In 1990 the life expectancy of males in a certain country was 70.9 years. In 1994, it was 73.5 years. Let E represent the life expectancy in year t and let t represent the number of years since 1990. The liner function E(t) that fits the data is E(t)= _t+_ . Round to the nearest 10th.Use the function to predict life expectancy in 2009. E(19) = round to the nearest 10th
To find the linear function E(t) that fits the given data, we need to determine the slope and y-intercept of the line.

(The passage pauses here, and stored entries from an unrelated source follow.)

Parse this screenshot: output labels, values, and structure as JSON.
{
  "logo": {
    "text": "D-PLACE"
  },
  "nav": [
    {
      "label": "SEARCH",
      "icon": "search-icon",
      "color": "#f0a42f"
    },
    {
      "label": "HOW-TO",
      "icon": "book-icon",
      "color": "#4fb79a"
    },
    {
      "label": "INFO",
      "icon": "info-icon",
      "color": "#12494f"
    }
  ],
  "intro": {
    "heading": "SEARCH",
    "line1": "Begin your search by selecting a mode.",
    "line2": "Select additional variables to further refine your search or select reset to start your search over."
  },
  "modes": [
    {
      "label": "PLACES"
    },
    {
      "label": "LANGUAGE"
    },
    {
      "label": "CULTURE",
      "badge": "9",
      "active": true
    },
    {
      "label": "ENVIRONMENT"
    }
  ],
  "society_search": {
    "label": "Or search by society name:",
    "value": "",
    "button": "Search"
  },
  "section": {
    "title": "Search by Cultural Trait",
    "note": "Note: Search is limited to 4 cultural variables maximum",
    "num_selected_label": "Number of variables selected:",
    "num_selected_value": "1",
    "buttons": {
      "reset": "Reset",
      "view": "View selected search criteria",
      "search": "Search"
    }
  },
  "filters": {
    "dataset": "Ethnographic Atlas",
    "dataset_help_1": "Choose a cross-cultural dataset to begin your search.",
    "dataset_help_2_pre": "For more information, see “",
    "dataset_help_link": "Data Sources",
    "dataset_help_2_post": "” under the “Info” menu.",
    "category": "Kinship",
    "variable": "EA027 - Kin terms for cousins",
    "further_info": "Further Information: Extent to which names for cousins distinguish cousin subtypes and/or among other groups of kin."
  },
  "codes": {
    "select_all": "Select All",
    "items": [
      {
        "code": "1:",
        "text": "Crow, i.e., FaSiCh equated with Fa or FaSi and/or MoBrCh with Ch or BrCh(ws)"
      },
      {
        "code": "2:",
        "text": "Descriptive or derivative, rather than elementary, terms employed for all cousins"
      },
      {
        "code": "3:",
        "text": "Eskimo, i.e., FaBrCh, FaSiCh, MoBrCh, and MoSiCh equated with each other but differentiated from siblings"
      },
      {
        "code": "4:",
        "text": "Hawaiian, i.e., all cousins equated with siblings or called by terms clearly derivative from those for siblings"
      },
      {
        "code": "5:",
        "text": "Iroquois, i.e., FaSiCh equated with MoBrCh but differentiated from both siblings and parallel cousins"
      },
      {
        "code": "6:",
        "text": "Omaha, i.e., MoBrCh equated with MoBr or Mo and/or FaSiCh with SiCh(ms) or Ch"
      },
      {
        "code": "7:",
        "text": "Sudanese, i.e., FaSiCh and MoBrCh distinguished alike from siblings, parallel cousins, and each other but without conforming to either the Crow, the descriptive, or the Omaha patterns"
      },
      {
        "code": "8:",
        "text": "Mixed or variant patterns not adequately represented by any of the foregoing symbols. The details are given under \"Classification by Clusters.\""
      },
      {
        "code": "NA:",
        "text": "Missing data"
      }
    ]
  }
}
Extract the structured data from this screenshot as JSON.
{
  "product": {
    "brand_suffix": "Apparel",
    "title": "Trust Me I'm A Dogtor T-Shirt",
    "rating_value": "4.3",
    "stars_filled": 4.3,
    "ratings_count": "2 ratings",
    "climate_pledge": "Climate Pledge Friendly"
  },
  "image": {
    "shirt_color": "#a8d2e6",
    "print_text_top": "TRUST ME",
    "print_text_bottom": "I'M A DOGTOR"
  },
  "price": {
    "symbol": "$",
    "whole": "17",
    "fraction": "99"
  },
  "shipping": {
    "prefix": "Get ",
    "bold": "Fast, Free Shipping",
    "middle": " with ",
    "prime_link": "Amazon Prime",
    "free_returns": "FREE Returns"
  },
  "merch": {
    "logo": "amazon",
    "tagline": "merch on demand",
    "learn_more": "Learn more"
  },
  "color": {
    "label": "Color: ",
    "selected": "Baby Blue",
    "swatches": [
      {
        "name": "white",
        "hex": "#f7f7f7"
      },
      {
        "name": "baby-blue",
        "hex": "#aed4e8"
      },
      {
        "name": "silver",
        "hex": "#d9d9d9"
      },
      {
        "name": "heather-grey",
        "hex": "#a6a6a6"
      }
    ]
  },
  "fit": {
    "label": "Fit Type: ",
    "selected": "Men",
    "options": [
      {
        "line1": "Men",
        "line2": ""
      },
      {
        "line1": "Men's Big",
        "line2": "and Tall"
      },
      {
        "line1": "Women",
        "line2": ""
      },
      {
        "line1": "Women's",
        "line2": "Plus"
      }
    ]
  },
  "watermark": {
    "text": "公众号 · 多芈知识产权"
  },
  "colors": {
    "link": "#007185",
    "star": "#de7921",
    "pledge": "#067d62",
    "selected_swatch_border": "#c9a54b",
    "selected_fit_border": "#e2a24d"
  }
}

We are given two data points: (1990, 70.9) and (1994, 73.5).
Let's find the slope first. The slope (m) is calculated using the formula:
m = (y2 - y1) / (x2 - x1)
Using the given data points:
m = (73.5 - 70.9) / (1994 - 1990)
= 2.6 / 4
= 0.65
Now, let's find the y-intercept (b). We can substitute the slope (m) and one of the data points into the equation:
y = mx + b
70.9 = 0.65 * 1990 + b
Simplifying:
70.9 = 1293.5 + b
b = 70.9 - 1293.5
b ≈ -1222.6
So, the linear function E(t) is given by:
E(t) = 0.65t - 1222.6
Now, to predict the life expectancy in 2009, we need to find E(19).
Plug t = 19 into the function:
E(19) = 0.65 * 19 - 1222.6
E(19) ≈ 12.35
Therefore, the predicted life expectancy in 2009 using the given linear function is approximately 12.35 years. Rounded to the nearest tenth, it is 12.4 years.
Life expectancy (E) increased (73.5-70.9)/4 = 0.65 years per year during that period.
If t=0 represents 1990, then
E = 70.9 + 0.65 t
Use that formula for E(19), and then do the rounding.
It is very unlikely that life expectancy will increase at that linear rate for 19 years, but that is what they are asking you to assume.